Open-label Study of Patisiran in Patients with hATTR Amyloidosis Post-Orthotopic Liver Transplant
Teresa Coelho1, Julian Gillmore2, David Adams3, Francisco Muñoz-Beamud4, Anna Mazzeo5, Jonas Wixner6, Violaine Planté-Bordeneuve7, Laura Lladó8, Seth Arum9, Jing Jing Wang9, Xingyu Li9
1Unidate Clinica de Paramoloidose Hospital, 2UCL, 3APHP, 4Juan Ramón Jiménez Hospital, 5University of Messina, 6Umeå University, 7University Hospital Henri Mondor, 8Hospital Universitari de Bellvitge, 9Alnylam Pharmaceuticals
Objective:
To describe the efficacy, safety, and PK of patisiran in hATTR amyloidosis with polyneuropathy patients with disease progression post-OLT.
Background:
Hereditary transthyretin-mediated (hATTR) amyloidosis is a progressive, life-threatening disease.

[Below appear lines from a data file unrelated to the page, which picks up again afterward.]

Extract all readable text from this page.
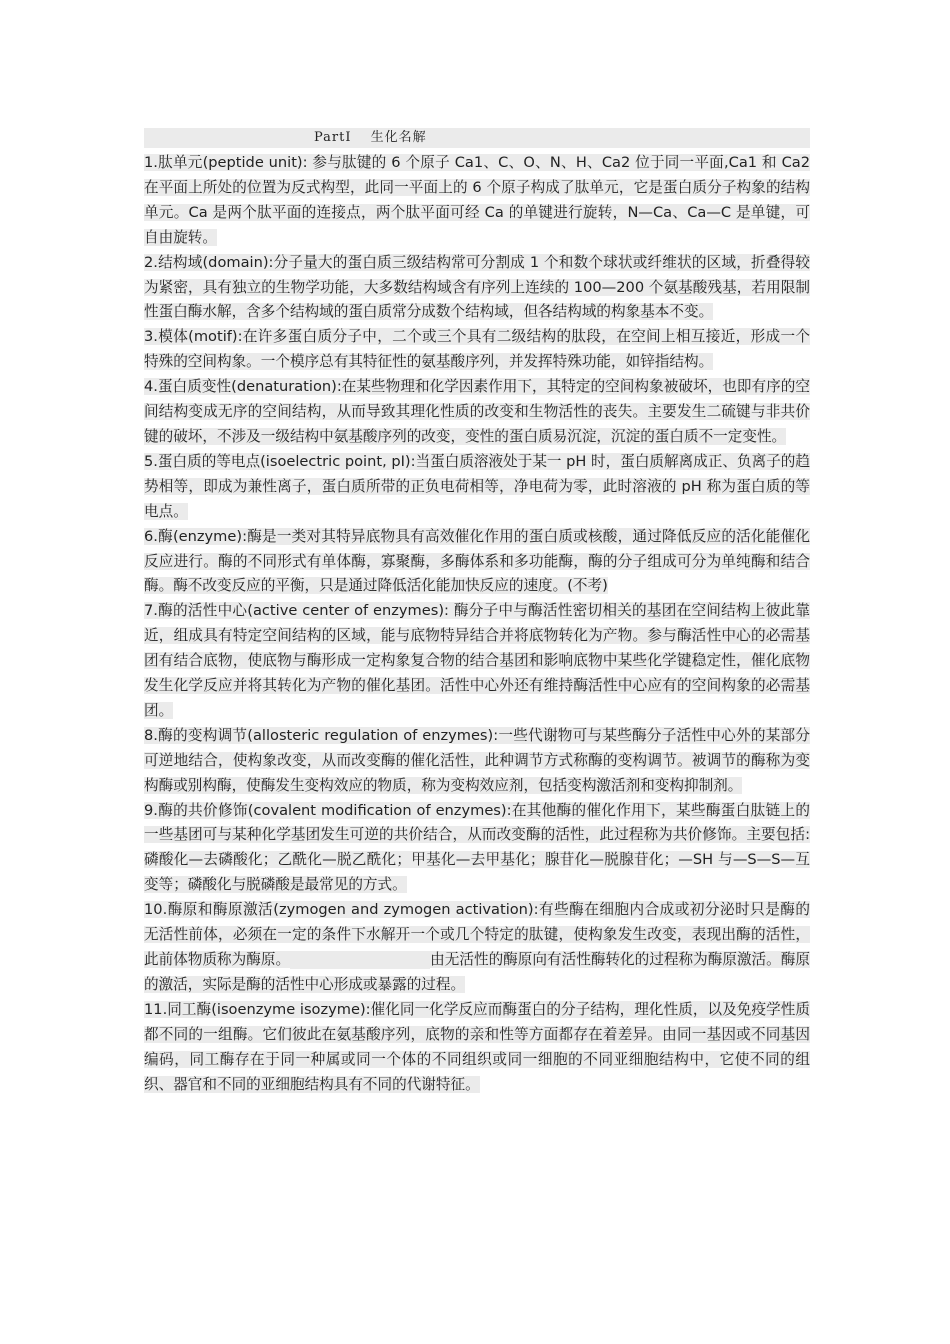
PartI　 生化名解
1.肽单元(peptide unit): 参与肽键的 6 个原子 Ca1、C、O、N、H、Ca2 位于同一平面,Ca1 和 Ca2 在平面上所处的位置为反式构型，此同一平面上的 6 个原子构成了肽单元，它是蛋白质分子构象的结构单元。Ca 是两个肽平面的连接点，两个肽平面可经 Ca 的单键进行旋转，N—Ca、Ca—C 是单键，可自由旋转。
2.结构域(domain):分子量大的蛋白质三级结构常可分割成 1 个和数个球状或纤维状的区域，折叠得较为紧密，具有独立的生物学功能，大多数结构域含有序列上连续的 100—200 个氨基酸残基，若用限制性蛋白酶水解，含多个结构域的蛋白质常分成数个结构域，但各结构域的构象基本不变。
3.模体(motif):在许多蛋白质分子中，二个或三个具有二级结构的肽段，在空间上相互接近，形成一个特殊的空间构象。一个模序总有其特征性的氨基酸序列，并发挥特殊功能，如锌指结构。
4.蛋白质变性(denaturation):在某些物理和化学因素作用下，其特定的空间构象被破坏，也即有序的空间结构变成无序的空间结构，从而导致其理化性质的改变和生物活性的丧失。主要发生二硫键与非共价键的破坏，不涉及一级结构中氨基酸序列的改变，变性的蛋白质易沉淀，沉淀的蛋白质不一定变性。
5.蛋白质的等电点(isoelectric point, pI):当蛋白质溶液处于某一 pH 时，蛋白质解离成正、负离子的趋势相等，即成为兼性离子，蛋白质所带的正负电荷相等，净电荷为零，此时溶液的 pH 称为蛋白质的等电点。
6.酶(enzyme):酶是一类对其特异底物具有高效催化作用的蛋白质或核酸，通过降低反应的活化能催化反应进行。酶的不同形式有单体酶，寡聚酶，多酶体系和多功能酶，酶的分子组成可分为单纯酶和结合酶。酶不改变反应的平衡，只是通过降低活化能加快反应的速度。(不考)
7.酶的活性中心(active center of enzymes): 酶分子中与酶活性密切相关的基团在空间结构上彼此靠近，组成具有特定空间结构的区域，能与底物特异结合并将底物转化为产物。参与酶活性中心的必需基团有结合底物，使底物与酶形成一定构象复合物的结合基团和影响底物中某些化学键稳定性，催化底物发生化学反应并将其转化为产物的催化基团。活性中心外还有维持酶活性中心应有的空间构象的必需基团。
8.酶的变构调节(allosteric regulation of enzymes):一些代谢物可与某些酶分子活性中心外的某部分可逆地结合，使构象改变，从而改变酶的催化活性，此种调节方式称酶的变构调节。被调节的酶称为变构酶或别构酶，使酶发生变构效应的物质，称为变构效应剂，包括变构激活剂和变构抑制剂。
9.酶的共价修饰(covalent modification of enzymes):在其他酶的催化作用下，某些酶蛋白肽链上的一些基团可与某种化学基团发生可逆的共价结合，从而改变酶的活性，此过程称为共价修饰。主要包括:磷酸化—去磷酸化；乙酰化—脱乙酰化；甲基化—去甲基化；腺苷化—脱腺苷化；—SH 与—S—S—互变等；磷酸化与脱磷酸是最常见的方式。
10.酶原和酶原激活(zymogen and zymogen activation):有些酶在细胞内合成或初分泌时只是酶的无活性前体，必须在一定的条件下水解开一个或几个特定的肽键，使构象发生改变，表现出酶的活性，此前体物质称为酶原。	由无活性的酶原向有活性酶转化的过程称为酶原激活。酶原的激活，实际是酶的活性中心形成或暴露的过程。
11.同工酶(isoenzyme isozyme):催化同一化学反应而酶蛋白的分子结构，理化性质，以及免疫学性质都不同的一组酶。它们彼此在氨基酸序列，底物的亲和性等方面都存在着差异。由同一基因或不同基因编码，同工酶存在于同一种属或同一个体的不同组织或同一细胞的不同亚细胞结构中，它使不同的组织、器官和不同的亚细胞结构具有不同的代谢特征。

Orthotopic liver transplant (OLT) suppresses mutant transthyretin (TTR) production to slow progression in early disease. Patisiran suppresses production of mutant and wild-type TTR and has been shown to halt or reverse polyneuropathy and improve quality of life in patients in APOLLO.
Design/Methods:
Phase 3b open-label study (NCT03862807) to evaluate the safety, efficacy, and pharmacokinetics (PK) of patisiran in patients with hATTR amyloidosis with polyneuropathy and disease progression post-OLT. Patients receive patisiran 0.3 mg/kg intravenously once every 3 weeks for 12 months. 6-month safety and efficacy analyses will be presented at the congress.
Results:
23 patients were enrolled and received patisiran in the study. Median age was 58.0 years, 13 (56.5%) were males, and 15 (65.2%) had V30M mutation. At baseline, 1 (4.3%) patient had polyneuropathy disability (PND) score I, 9 (39.1%) had PND II, and 13 (56.5%) had PND IIIA/B. Five patients (21.7%) had New York Heart Association (NYHA) classification I, 5 (21.7%) had NYHA II, and none had NYHA III or IV at study baseline. The mean (SD) percent change in TTR at week 3 was -81.9% (11.3). Twenty-one (91.3%) patients experienced at least one adverse event (AE) and 3 (13.0%) patients experienced at least one serious AE. Five (21.7%) patients had AEs that were considered related to treatment. Updated 6-month efficacy and safety data will be presented at the congress.
Conclusions:
This study will continue to investigate the efficacy, safety, and PK of patisiran with the potential to address an unmet need in hATTR amyloidosis with polyneuropathy patients with disease progression post-OLT.